Several Causes for a Single Effect (Both X and Y cause Z)
“There’s No One Explanation for Gangs”
The premise is usually employed to refute the “common knowledge” that a single cause can be blamed for an effect. If you’ve chosen a topic about which everybody “knows” the cause and effect, your causal essay will dispute the notion that there is in fact a single cause. 

  • You could produce evidence that gangs are more prevalent in public housing projects than in suburban neighborhoods, but with special care. You still won’t have identified the cause, only the location of the cause.
  • You could produce evidence that a large majority of the kids in gangs come from families without a present, positive, male role model, but with great care in how you describe the situation, to avoid using misleading shortcuts like “kids with no dads.”
  • You could describe gangs as often engaged in petty criminal activity or as pointlessly obsessed with territorial disputes, but it’s completely irrelevant to your causal argument to describe what happens after a kid is in the gang when you intend to prove why he joined it in the first place.

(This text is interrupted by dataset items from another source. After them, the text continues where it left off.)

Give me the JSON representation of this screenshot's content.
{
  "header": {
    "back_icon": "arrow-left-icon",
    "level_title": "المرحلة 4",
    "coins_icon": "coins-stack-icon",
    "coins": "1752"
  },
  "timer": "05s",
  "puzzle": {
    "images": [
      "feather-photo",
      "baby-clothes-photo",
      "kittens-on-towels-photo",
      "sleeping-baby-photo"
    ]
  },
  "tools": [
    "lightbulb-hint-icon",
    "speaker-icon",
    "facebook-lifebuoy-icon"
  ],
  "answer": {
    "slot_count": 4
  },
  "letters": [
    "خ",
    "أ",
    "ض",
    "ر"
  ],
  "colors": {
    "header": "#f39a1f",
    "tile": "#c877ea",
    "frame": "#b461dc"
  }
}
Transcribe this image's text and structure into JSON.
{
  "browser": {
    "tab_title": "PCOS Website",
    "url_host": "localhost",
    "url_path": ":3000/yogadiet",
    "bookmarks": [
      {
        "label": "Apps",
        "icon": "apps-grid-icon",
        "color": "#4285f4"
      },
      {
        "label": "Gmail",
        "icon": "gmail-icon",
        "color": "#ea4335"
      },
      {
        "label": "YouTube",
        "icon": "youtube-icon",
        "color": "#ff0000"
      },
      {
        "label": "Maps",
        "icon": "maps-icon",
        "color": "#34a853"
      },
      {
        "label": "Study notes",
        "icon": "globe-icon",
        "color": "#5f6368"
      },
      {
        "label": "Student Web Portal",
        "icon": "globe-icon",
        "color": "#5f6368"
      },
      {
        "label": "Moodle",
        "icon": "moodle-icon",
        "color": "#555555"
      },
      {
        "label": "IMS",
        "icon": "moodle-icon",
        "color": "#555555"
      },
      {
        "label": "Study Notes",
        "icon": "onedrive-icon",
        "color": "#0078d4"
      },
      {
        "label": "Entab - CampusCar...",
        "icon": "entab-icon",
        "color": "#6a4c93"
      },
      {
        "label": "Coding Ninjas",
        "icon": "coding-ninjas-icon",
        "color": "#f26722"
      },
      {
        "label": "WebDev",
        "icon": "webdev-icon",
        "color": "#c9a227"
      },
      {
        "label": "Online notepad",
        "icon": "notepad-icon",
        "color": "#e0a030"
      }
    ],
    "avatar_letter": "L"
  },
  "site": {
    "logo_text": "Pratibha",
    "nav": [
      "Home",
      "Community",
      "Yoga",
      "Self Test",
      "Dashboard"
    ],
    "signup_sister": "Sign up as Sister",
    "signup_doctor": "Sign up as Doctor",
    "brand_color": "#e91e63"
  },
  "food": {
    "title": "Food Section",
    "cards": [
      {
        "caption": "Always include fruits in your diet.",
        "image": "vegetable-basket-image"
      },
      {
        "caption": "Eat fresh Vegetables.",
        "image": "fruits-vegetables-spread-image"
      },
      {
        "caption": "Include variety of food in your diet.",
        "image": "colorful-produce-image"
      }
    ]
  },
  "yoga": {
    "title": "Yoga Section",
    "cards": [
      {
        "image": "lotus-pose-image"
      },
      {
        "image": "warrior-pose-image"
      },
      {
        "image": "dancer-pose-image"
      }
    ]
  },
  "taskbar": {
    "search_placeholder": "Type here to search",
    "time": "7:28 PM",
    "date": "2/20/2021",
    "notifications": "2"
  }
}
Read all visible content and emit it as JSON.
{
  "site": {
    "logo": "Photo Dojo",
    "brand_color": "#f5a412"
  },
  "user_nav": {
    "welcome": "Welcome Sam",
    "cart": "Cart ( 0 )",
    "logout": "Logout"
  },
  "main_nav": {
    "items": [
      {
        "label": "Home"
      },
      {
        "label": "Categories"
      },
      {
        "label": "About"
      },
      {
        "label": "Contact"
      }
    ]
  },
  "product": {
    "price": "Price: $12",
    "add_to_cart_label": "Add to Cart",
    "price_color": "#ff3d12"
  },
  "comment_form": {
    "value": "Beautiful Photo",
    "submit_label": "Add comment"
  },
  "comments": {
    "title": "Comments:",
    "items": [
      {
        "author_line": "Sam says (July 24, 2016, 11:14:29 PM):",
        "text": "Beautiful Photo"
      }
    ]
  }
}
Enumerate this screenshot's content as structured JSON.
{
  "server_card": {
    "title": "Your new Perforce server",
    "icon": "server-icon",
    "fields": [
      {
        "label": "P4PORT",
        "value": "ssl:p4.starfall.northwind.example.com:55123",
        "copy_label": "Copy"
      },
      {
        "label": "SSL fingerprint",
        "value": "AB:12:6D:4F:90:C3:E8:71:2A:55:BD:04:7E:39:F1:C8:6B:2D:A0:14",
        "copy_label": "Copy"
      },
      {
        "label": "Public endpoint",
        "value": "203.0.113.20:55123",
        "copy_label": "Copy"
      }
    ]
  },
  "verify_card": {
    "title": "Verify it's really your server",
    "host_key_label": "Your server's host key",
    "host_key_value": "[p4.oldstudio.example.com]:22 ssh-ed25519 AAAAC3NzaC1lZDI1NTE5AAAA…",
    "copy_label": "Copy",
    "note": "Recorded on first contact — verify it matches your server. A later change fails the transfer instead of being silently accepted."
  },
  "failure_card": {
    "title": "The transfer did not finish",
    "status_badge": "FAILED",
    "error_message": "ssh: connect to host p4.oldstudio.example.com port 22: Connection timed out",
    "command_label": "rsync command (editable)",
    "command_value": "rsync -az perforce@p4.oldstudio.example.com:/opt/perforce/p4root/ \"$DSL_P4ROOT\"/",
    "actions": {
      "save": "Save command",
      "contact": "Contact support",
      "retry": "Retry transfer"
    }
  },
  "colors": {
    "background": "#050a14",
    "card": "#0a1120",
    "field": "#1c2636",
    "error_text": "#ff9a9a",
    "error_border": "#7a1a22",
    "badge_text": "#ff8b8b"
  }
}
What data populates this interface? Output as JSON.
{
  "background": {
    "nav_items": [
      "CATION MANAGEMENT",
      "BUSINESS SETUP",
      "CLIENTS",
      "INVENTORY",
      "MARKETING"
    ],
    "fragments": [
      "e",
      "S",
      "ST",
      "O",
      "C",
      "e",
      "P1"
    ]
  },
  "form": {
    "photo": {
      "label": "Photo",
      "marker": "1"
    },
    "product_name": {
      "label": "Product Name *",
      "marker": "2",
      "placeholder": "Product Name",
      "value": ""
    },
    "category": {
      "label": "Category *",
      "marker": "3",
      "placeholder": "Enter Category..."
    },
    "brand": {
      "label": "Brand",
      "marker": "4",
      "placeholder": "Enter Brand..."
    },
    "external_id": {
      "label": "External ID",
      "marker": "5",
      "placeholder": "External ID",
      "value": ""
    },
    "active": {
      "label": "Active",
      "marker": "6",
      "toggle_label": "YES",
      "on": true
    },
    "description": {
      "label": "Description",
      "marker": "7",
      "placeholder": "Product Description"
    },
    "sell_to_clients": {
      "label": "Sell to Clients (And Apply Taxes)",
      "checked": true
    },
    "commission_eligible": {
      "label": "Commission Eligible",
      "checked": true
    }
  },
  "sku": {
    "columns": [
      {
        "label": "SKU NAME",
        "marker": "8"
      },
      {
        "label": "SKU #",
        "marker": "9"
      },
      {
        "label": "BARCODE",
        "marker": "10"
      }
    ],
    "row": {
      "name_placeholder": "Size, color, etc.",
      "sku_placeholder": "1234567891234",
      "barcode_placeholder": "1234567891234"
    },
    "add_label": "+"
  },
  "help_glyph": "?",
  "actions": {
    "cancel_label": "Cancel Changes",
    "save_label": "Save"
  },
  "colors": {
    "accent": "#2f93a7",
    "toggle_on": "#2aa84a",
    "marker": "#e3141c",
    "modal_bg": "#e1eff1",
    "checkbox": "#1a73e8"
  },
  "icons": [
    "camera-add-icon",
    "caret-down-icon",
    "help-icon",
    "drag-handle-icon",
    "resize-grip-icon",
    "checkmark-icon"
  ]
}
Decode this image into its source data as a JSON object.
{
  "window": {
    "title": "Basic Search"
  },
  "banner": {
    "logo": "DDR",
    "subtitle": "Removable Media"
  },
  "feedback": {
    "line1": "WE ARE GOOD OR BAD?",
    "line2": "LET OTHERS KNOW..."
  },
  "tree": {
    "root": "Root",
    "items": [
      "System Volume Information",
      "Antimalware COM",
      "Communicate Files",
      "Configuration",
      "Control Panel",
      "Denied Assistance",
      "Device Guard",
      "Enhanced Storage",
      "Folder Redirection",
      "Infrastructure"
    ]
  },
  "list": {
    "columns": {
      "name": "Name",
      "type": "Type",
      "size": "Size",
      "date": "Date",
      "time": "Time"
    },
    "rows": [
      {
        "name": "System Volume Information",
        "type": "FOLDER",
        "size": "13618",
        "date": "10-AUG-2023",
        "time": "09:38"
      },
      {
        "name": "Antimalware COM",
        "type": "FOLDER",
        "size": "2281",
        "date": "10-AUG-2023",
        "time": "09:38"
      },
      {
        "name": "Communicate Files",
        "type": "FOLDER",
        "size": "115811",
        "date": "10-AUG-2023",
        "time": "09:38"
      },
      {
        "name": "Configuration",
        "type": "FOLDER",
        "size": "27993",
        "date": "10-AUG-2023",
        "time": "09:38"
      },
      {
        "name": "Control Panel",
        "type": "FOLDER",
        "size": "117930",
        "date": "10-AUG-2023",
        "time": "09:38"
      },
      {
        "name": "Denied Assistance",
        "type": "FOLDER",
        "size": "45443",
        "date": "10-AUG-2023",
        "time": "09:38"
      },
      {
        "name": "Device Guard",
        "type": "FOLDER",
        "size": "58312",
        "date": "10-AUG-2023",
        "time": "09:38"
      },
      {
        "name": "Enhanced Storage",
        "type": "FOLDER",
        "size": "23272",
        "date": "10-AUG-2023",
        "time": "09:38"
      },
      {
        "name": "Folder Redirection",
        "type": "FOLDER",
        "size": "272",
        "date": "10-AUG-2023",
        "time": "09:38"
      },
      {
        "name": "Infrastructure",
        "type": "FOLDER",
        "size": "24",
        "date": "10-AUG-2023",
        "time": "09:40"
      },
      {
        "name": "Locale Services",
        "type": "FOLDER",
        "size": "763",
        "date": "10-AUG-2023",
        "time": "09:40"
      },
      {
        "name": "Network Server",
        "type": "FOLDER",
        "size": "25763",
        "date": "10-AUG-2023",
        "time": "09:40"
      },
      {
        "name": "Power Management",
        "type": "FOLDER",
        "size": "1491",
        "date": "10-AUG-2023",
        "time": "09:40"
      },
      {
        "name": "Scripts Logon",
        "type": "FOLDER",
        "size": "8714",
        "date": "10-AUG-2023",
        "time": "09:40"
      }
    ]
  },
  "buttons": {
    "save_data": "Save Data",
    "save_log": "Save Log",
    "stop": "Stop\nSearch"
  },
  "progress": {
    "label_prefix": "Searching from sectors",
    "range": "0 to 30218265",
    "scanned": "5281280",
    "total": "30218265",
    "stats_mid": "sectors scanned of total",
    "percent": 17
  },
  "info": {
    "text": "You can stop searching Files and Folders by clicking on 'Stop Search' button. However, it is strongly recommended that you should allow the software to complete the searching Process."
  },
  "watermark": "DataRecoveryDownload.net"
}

A Causal Chain (X causes Y, which causes Z)
“Failure to Prosecute Rape Causes Rape”
The premise is that rape occurs because it’s tolerated and that every resulting rape reinforces the sense that it will be tolerated. Rapes of female students on college campuses are routinely reported to campus authorities, not local police, and are kept from local law enforcement to protect the reputation of the school at the expense of the rights of the victim. What needs to be proved is that the rapes are in fact kept secret, that the assailants escape justice, and that there is local awareness that sexual assaults are not prosecuted or punished.

  • You might want to investigate how it came to be that colleges got jurisdiction for sexual assaults on campus, but it’s probably irrelevant, unless you can demonstrate that they did so deliberately in order to keep assaults secret.
  • You might want to explain what you think are contributing causes, such as the loss of bonuses or jobs for administrators on whose watch the public learned of campus rapes.
  • You would need to argue that somehow, even though the outside world never hears of these rapes, students on campus learn that assault victims are not believed or supported and that assailants are not punished. This is essential to the chain.
  • You could make a suggestion that if victims of rape refused to be “handled” by honor boards and campus judiciaries and took their cases to the local prosecutors instead they could break the chain. Arguing how to break the chain is a confirmation of why the chain continues. 

Causation Fallacy (X does not cause Y)
“Violent Games Are Not the Missing Link”
The premise of this causation fallacy argument is nobody has yet proved a causal link between a steady diet of violent video games and actual physical violence in the lives of the gamers.

  • You might be tempted to demonstrate that gamers are actually sweethearts who join the Boy Scouts and help old ladies across the street without knocking them down, but you don’t have to. You merely want to prove that they’re no more violent than  players of other games.
  • In fact, you don’t need to prove anything positive of your own to produce a strong causation fallacy argument; you only need to discredit the logic, the methods, or the premises of your opponents who think they have proved causation.
  • For example, if an exhaustive study finds a strong link between kids who play violent video games and kids who kick their classmates on the playground, you argue this is mere correlation. It’s equally likely that the kids were violent first and attracted to the games as a result of their taste for aggression.
  • You could also question the methodology of the supposed proof. If a questionnaire measures hostility, the answer: “I am suspicious of overly friendly strangers” no more proves hostility than it indicates a healthy wariness of the unknown.